A culture phenomenon

Humans are often their own worst enemies, which is why embedding a workplace safety culture can be so challenging. Dr Tim Marsh MIISRM discusss how what he calls “affective safety management” can be of benefit.
Difficulty in estimating how contrary people can be is a key learning point.Telling them to adjust is almost the worst way to make change happen. However, if people decide themselves to adapt, the outcome can be vastly different.

Discovered learning techniques focus squarely on this phenomenon and underpin much of the people-focused training required for a move to a proactive safety culture.  In a popular novel, English writer Nick Hornby describes a phenomenon about Scottish football fans.  The question arises – why do Scottish fans behave so well abroad when they didn’t before (think Wembley!) and don’t necessarily behave as such in Glasgow now after a club game? At a World Cup some time ago, the Scottish team was knocked out by the odd goal in a great game against the favourites – Brazil. Honour was satisfied and the next day papers were full of pictures of men in kilts dancing good naturedly in fountains with pretty Brazilian women.The headlines were broadly, ‘Scots party after heroic exit … few arrests … what a contrast with the English!’ Ever since, Scottish football fans have made an effort to behave well while abroad in order to show up the English!

In my experience, that’s how a lot of companies react –specifically companies that need to focus on people because all the physical and system issues have already been tackled.

Safety Culture
Many organisations look to improve safety performance by addressing human factor issues and find they are squarely at the ‘calculative’ stage of safety culture, described by Parker and Hudson, academics who have written extensively on the subject.To simplify the middle three of five bands, they describe proactive, compliant/effective systems, and reactive. 

That is, the companies have moved beyond ‘reactive’ and have good systems, procedures, training and inductions in place, and have a set of files guaranteed to deliver a certificate or two for the wall in reception. Despite this baseline achievement, they know the neat files can differ from the reality during a busy shift. Furthermore, they know the broader truth – their safety performance has hit a plateau. Headline scores are typically waving around slightly as if in a narrow horizontal corridor of best and worst performance – known widely as the infamous ‘safety wave’. My experience is that the companies in question can easily identify the need to ‘do something’ about the fact that 90 per cent or more of accidents have a key human element. It’s deciding how to push through the plateau that’s hard.

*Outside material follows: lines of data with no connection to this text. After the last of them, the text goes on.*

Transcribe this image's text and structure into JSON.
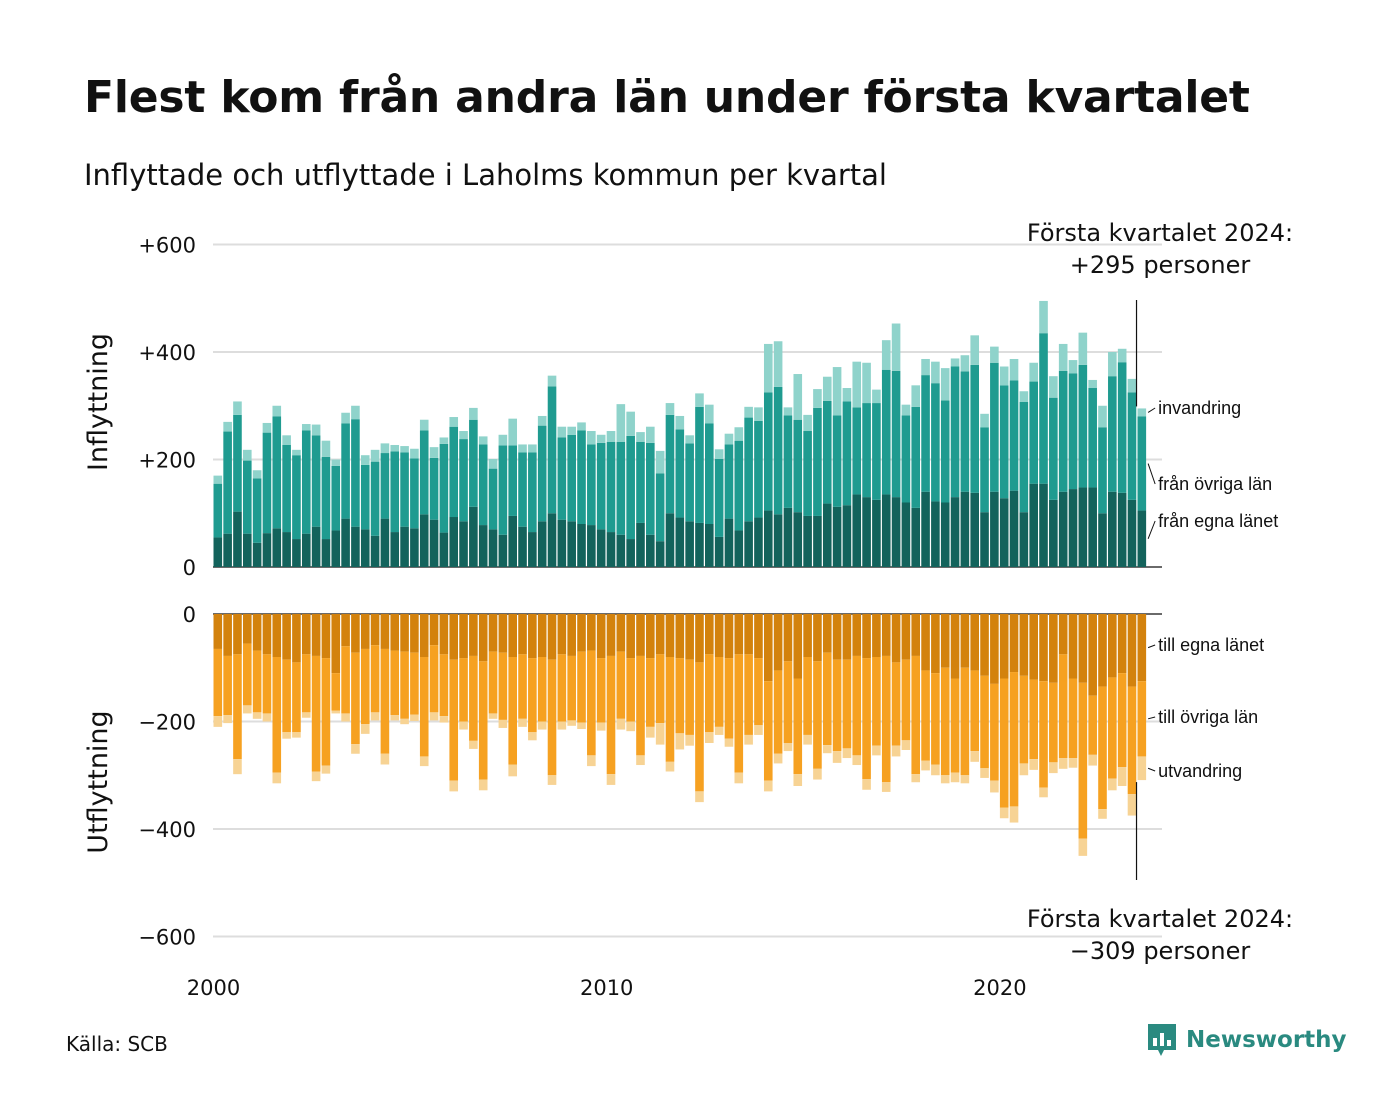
{
  "title": "Flest kom från andra län under första kvartalet",
  "subtitle": "Inflyttade och utflyttade i Laholms kommun per kvartal",
  "source": "Källa: SCB",
  "brand": "Newsworthy",
  "colors": {
    "in_same": "#13635c",
    "in_other": "#1f9b90",
    "in_immig": "#8fd3cb",
    "out_same": "#d3820d",
    "out_other": "#f6a121",
    "out_emig": "#f7d394",
    "grid": "#dddddd"
  },
  "chart_data": {
    "type": "bar",
    "stacked": true,
    "x_ticks": [
      2000,
      2010,
      2020
    ],
    "top_panel": {
      "ylabel": "Inflyttning",
      "ylim": [
        0,
        600
      ],
      "y_ticks": [
        {
          "v": 0,
          "t": "0"
        },
        {
          "v": 200,
          "t": "+200"
        },
        {
          "v": 400,
          "t": "+400"
        },
        {
          "v": 600,
          "t": "+600"
        }
      ],
      "series": [
        {
          "name": "från egna länet",
          "values": [
            55,
            62,
            103,
            62,
            45,
            63,
            72,
            65,
            52,
            62,
            75,
            52,
            68,
            90,
            75,
            70,
            58,
            90,
            65,
            75,
            72,
            98,
            88,
            64,
            93,
            85,
            112,
            78,
            70,
            60,
            95,
            75,
            65,
            85,
            100,
            88,
            85,
            80,
            78,
            70,
            65,
            60,
            52,
            82,
            60,
            48,
            100,
            92,
            85,
            82,
            80,
            56,
            90,
            68,
            85,
            92,
            105,
            98,
            110,
            102,
            95,
            95,
            118,
            112,
            115,
            135,
            130,
            125,
            135,
            130,
            120,
            110,
            140,
            122,
            120,
            130,
            140,
            138,
            102,
            140,
            128,
            142,
            102,
            155,
            155,
            125,
            140,
            145,
            148,
            148,
            100,
            140,
            138,
            125,
            105
          ],
          "label_stack": "från egna länet"
        },
        {
          "name": "från övriga län",
          "values": [
            100,
            190,
            180,
            136,
            120,
            187,
            208,
            162,
            156,
            192,
            170,
            153,
            120,
            177,
            200,
            120,
            138,
            122,
            150,
            138,
            130,
            156,
            115,
            165,
            168,
            153,
            162,
            150,
            113,
            166,
            131,
            138,
            148,
            178,
            236,
            153,
            161,
            174,
            150,
            161,
            168,
            173,
            192,
            151,
            171,
            126,
            183,
            164,
            145,
            216,
            187,
            145,
            138,
            167,
            193,
            180,
            220,
            237,
            172,
            172,
            158,
            201,
            191,
            170,
            193,
            162,
            175,
            180,
            232,
            235,
            162,
            188,
            217,
            220,
            190,
            243,
            224,
            238,
            158,
            240,
            210,
            205,
            205,
            190,
            280,
            190,
            225,
            215,
            228,
            185,
            160,
            215,
            243,
            200,
            175
          ]
        },
        {
          "name": "invandring",
          "values": [
            15,
            18,
            25,
            20,
            15,
            18,
            20,
            18,
            10,
            12,
            20,
            30,
            12,
            20,
            25,
            18,
            22,
            18,
            12,
            12,
            18,
            20,
            20,
            12,
            18,
            15,
            22,
            15,
            18,
            20,
            50,
            15,
            15,
            18,
            20,
            20,
            15,
            15,
            25,
            15,
            20,
            70,
            45,
            18,
            30,
            42,
            22,
            25,
            15,
            25,
            35,
            18,
            20,
            25,
            20,
            25,
            90,
            85,
            15,
            85,
            30,
            35,
            45,
            90,
            25,
            85,
            75,
            25,
            55,
            88,
            20,
            40,
            30,
            40,
            60,
            15,
            30,
            55,
            25,
            30,
            35,
            40,
            20,
            35,
            60,
            40,
            50,
            25,
            60,
            15,
            40,
            45,
            25,
            25,
            15
          ]
        }
      ]
    },
    "bottom_panel": {
      "ylabel": "Utflyttning",
      "ylim": [
        -600,
        0
      ],
      "y_ticks": [
        {
          "v": 0,
          "t": "0"
        },
        {
          "v": -200,
          "t": "−200"
        },
        {
          "v": -400,
          "t": "−400"
        },
        {
          "v": -600,
          "t": "−600"
        }
      ],
      "series": [
        {
          "name": "till egna länet",
          "values": [
            -65,
            -78,
            -75,
            -55,
            -68,
            -75,
            -80,
            -85,
            -90,
            -75,
            -78,
            -82,
            -110,
            -60,
            -72,
            -65,
            -58,
            -65,
            -68,
            -70,
            -72,
            -80,
            -58,
            -75,
            -85,
            -82,
            -78,
            -88,
            -70,
            -72,
            -80,
            -75,
            -82,
            -80,
            -85,
            -75,
            -78,
            -70,
            -68,
            -82,
            -78,
            -70,
            -82,
            -78,
            -82,
            -75,
            -80,
            -82,
            -85,
            -90,
            -75,
            -80,
            -82,
            -75,
            -75,
            -82,
            -125,
            -105,
            -88,
            -120,
            -80,
            -88,
            -72,
            -85,
            -85,
            -78,
            -82,
            -80,
            -78,
            -90,
            -85,
            -78,
            -105,
            -110,
            -100,
            -120,
            -100,
            -105,
            -115,
            -130,
            -120,
            -108,
            -115,
            -122,
            -125,
            -128,
            -75,
            -120,
            -128,
            -152,
            -135,
            -118,
            -110,
            -135,
            -125
          ]
        },
        {
          "name": "till övriga län",
          "values": [
            -125,
            -110,
            -195,
            -115,
            -115,
            -110,
            -215,
            -135,
            -130,
            -108,
            -215,
            -200,
            -70,
            -125,
            -170,
            -140,
            -125,
            -195,
            -120,
            -125,
            -115,
            -185,
            -125,
            -115,
            -225,
            -118,
            -158,
            -220,
            -115,
            -125,
            -200,
            -120,
            -138,
            -120,
            -215,
            -125,
            -120,
            -132,
            -195,
            -120,
            -220,
            -125,
            -118,
            -185,
            -128,
            -128,
            -195,
            -140,
            -140,
            -240,
            -145,
            -130,
            -150,
            -220,
            -150,
            -125,
            -185,
            -155,
            -152,
            -178,
            -145,
            -200,
            -172,
            -170,
            -165,
            -185,
            -225,
            -165,
            -235,
            -155,
            -150,
            -220,
            -168,
            -170,
            -200,
            -175,
            -200,
            -150,
            -172,
            -180,
            -240,
            -250,
            -163,
            -148,
            -198,
            -148,
            -193,
            -148,
            -290,
            -110,
            -228,
            -188,
            -175,
            -200,
            -140
          ]
        },
        {
          "name": "utvandring",
          "values": [
            -20,
            -15,
            -28,
            -15,
            -12,
            -15,
            -20,
            -12,
            -10,
            -10,
            -18,
            -15,
            -5,
            -15,
            -18,
            -18,
            -15,
            -20,
            -10,
            -10,
            -12,
            -18,
            -15,
            -12,
            -20,
            -15,
            -15,
            -20,
            -10,
            -15,
            -22,
            -15,
            -15,
            -15,
            -18,
            -15,
            -10,
            -12,
            -20,
            -15,
            -20,
            -20,
            -18,
            -18,
            -20,
            -40,
            -18,
            -30,
            -20,
            -20,
            -20,
            -15,
            -15,
            -20,
            -18,
            -18,
            -20,
            -18,
            -15,
            -22,
            -18,
            -20,
            -15,
            -22,
            -18,
            -18,
            -20,
            -18,
            -18,
            -20,
            -18,
            -15,
            -18,
            -20,
            -15,
            -18,
            -15,
            -20,
            -18,
            -22,
            -20,
            -30,
            -22,
            -20,
            -18,
            -20,
            -20,
            -18,
            -32,
            -20,
            -18,
            -22,
            -35,
            -40,
            -44
          ]
        }
      ]
    },
    "annotations": {
      "top": [
        "Första kvartalet 2024:",
        "+295 personer"
      ],
      "bottom": [
        "Första kvartalet 2024:",
        "−309 personer"
      ]
    }
  }
}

Sadly, there isn’t a magic bullet, and though inspirational talks certainly help, it’s usually only short term, because increased effort and attention only takes you so far.  However, the willingness of people to change their attitude has to come into play – changing underlying attitudes and values is very difficult as anyone who has ever debated politics, sport or religion in the pub knows.  Returning to Parker and Hudson, the good news is the behaviours that characterise proactive companies are all easy to do in theory at least.The behaviours are also the characteristic of companies which enjoy high levels of product quality, industrial relations, low stress and profitability.Therefore, though considerable effort is required, the ‘win-win’ sell to line management isn’t impossible.

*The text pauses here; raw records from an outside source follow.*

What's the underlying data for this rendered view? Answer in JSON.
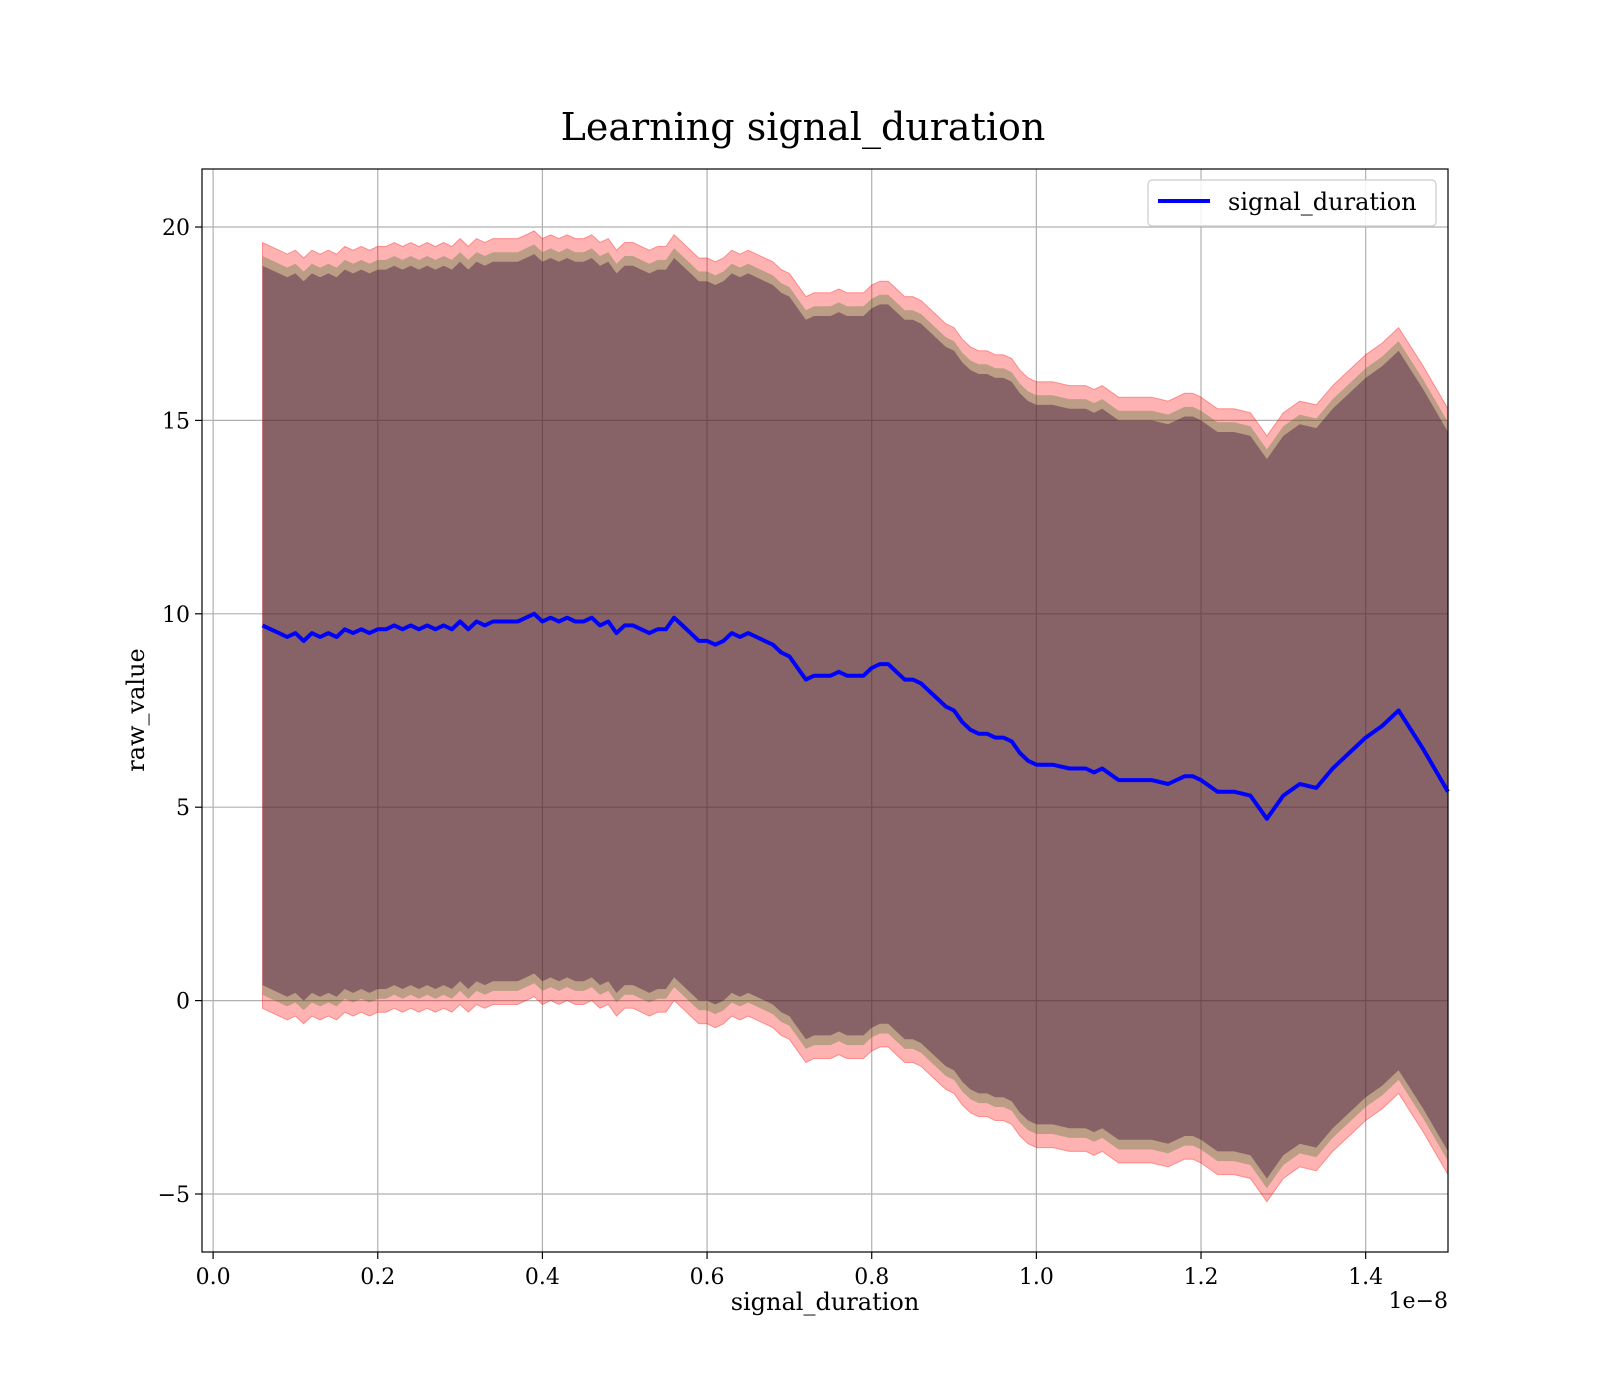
{
  "chart_data": {
    "type": "line",
    "title": "Learning signal_duration",
    "xlabel": "signal_duration",
    "ylabel": "raw_value",
    "x_offset_label": "1e−8",
    "xlim": [
      -0.0135,
      1.5
    ],
    "ylim": [
      -6.5,
      21.5
    ],
    "grid": true,
    "legend": {
      "position": "top-right",
      "entries": [
        "signal_duration"
      ]
    },
    "x_ticks": [
      {
        "value": 0.0,
        "label": "0.0"
      },
      {
        "value": 0.2,
        "label": "0.2"
      },
      {
        "value": 0.4,
        "label": "0.4"
      },
      {
        "value": 0.6,
        "label": "0.6"
      },
      {
        "value": 0.8,
        "label": "0.8"
      },
      {
        "value": 1.0,
        "label": "1.0"
      },
      {
        "value": 1.2,
        "label": "1.2"
      },
      {
        "value": 1.4,
        "label": "1.4"
      }
    ],
    "y_ticks": [
      {
        "value": -5,
        "label": "−5"
      },
      {
        "value": 0,
        "label": "0"
      },
      {
        "value": 5,
        "label": "5"
      },
      {
        "value": 10,
        "label": "10"
      },
      {
        "value": 15,
        "label": "15"
      },
      {
        "value": 20,
        "label": "20"
      }
    ],
    "colors": {
      "line": "#0000ff",
      "band_outer": "#ff0000",
      "band_inner": "#1f6f1f",
      "band_core": "#3a0a3a",
      "grid": "#b0b0b0"
    },
    "series": [
      {
        "name": "signal_duration",
        "x": [
          0.06,
          0.07,
          0.08,
          0.09,
          0.1,
          0.11,
          0.12,
          0.13,
          0.14,
          0.15,
          0.16,
          0.17,
          0.18,
          0.19,
          0.2,
          0.21,
          0.22,
          0.23,
          0.24,
          0.25,
          0.26,
          0.27,
          0.28,
          0.29,
          0.3,
          0.31,
          0.32,
          0.33,
          0.34,
          0.35,
          0.36,
          0.37,
          0.38,
          0.39,
          0.4,
          0.41,
          0.42,
          0.43,
          0.44,
          0.45,
          0.46,
          0.47,
          0.48,
          0.49,
          0.5,
          0.51,
          0.52,
          0.53,
          0.54,
          0.55,
          0.56,
          0.57,
          0.58,
          0.59,
          0.6,
          0.61,
          0.62,
          0.63,
          0.64,
          0.65,
          0.66,
          0.67,
          0.68,
          0.69,
          0.7,
          0.71,
          0.72,
          0.73,
          0.74,
          0.75,
          0.76,
          0.77,
          0.78,
          0.79,
          0.8,
          0.81,
          0.82,
          0.83,
          0.84,
          0.85,
          0.86,
          0.87,
          0.88,
          0.89,
          0.9,
          0.91,
          0.92,
          0.93,
          0.94,
          0.95,
          0.96,
          0.97,
          0.98,
          0.99,
          1.0,
          1.02,
          1.04,
          1.06,
          1.07,
          1.08,
          1.1,
          1.12,
          1.14,
          1.16,
          1.18,
          1.19,
          1.2,
          1.22,
          1.24,
          1.26,
          1.28,
          1.3,
          1.32,
          1.34,
          1.36,
          1.38,
          1.4,
          1.42,
          1.44,
          1.47,
          1.5
        ],
        "y": [
          9.7,
          9.6,
          9.5,
          9.4,
          9.5,
          9.3,
          9.5,
          9.4,
          9.5,
          9.4,
          9.6,
          9.5,
          9.6,
          9.5,
          9.6,
          9.6,
          9.7,
          9.6,
          9.7,
          9.6,
          9.7,
          9.6,
          9.7,
          9.6,
          9.8,
          9.6,
          9.8,
          9.7,
          9.8,
          9.8,
          9.8,
          9.8,
          9.9,
          10.0,
          9.8,
          9.9,
          9.8,
          9.9,
          9.8,
          9.8,
          9.9,
          9.7,
          9.8,
          9.5,
          9.7,
          9.7,
          9.6,
          9.5,
          9.6,
          9.6,
          9.9,
          9.7,
          9.5,
          9.3,
          9.3,
          9.2,
          9.3,
          9.5,
          9.4,
          9.5,
          9.4,
          9.3,
          9.2,
          9.0,
          8.9,
          8.6,
          8.3,
          8.4,
          8.4,
          8.4,
          8.5,
          8.4,
          8.4,
          8.4,
          8.6,
          8.7,
          8.7,
          8.5,
          8.3,
          8.3,
          8.2,
          8.0,
          7.8,
          7.6,
          7.5,
          7.2,
          7.0,
          6.9,
          6.9,
          6.8,
          6.8,
          6.7,
          6.4,
          6.2,
          6.1,
          6.1,
          6.0,
          6.0,
          5.9,
          6.0,
          5.7,
          5.7,
          5.7,
          5.6,
          5.8,
          5.8,
          5.7,
          5.4,
          5.4,
          5.3,
          4.7,
          5.3,
          5.6,
          5.5,
          6.0,
          6.4,
          6.8,
          7.1,
          7.5,
          6.5,
          5.4
        ]
      }
    ],
    "band": {
      "outer_upper_offset": 9.9,
      "outer_lower_offset": -9.9,
      "inner_upper_offset": 9.55,
      "inner_lower_offset": -9.55,
      "core_upper_offset": 9.3,
      "core_lower_offset": -9.3
    }
  }
}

A final story illustrates this. A manager asked me once if we could delay a site tour for an hour while a certain job was completed. He said: “The thing is,Tim, I know very well what they’re doing, but if I go out and see them, I’m really going to have to do something … and it’s already behind.”He managed to get through the day unscathed – as in the vast majority of cases – no one got hurt. But it’s not exactly world-class proactive safety, is it?

Because they’re human
The best companies are proactively addressing daily behavioural issues by training front-line supervisors in practical people skills and getting the workforce actively involved in the day-to-day management of safety.The training courses are not dryly addressing compliance issues, but are lively laughter-filled events covering analysis and communication skills seeking to win the hearts and minds of the proactive companies that understand people don’t put themselves at risk because they are inherently lazy or stupid – but because they are human.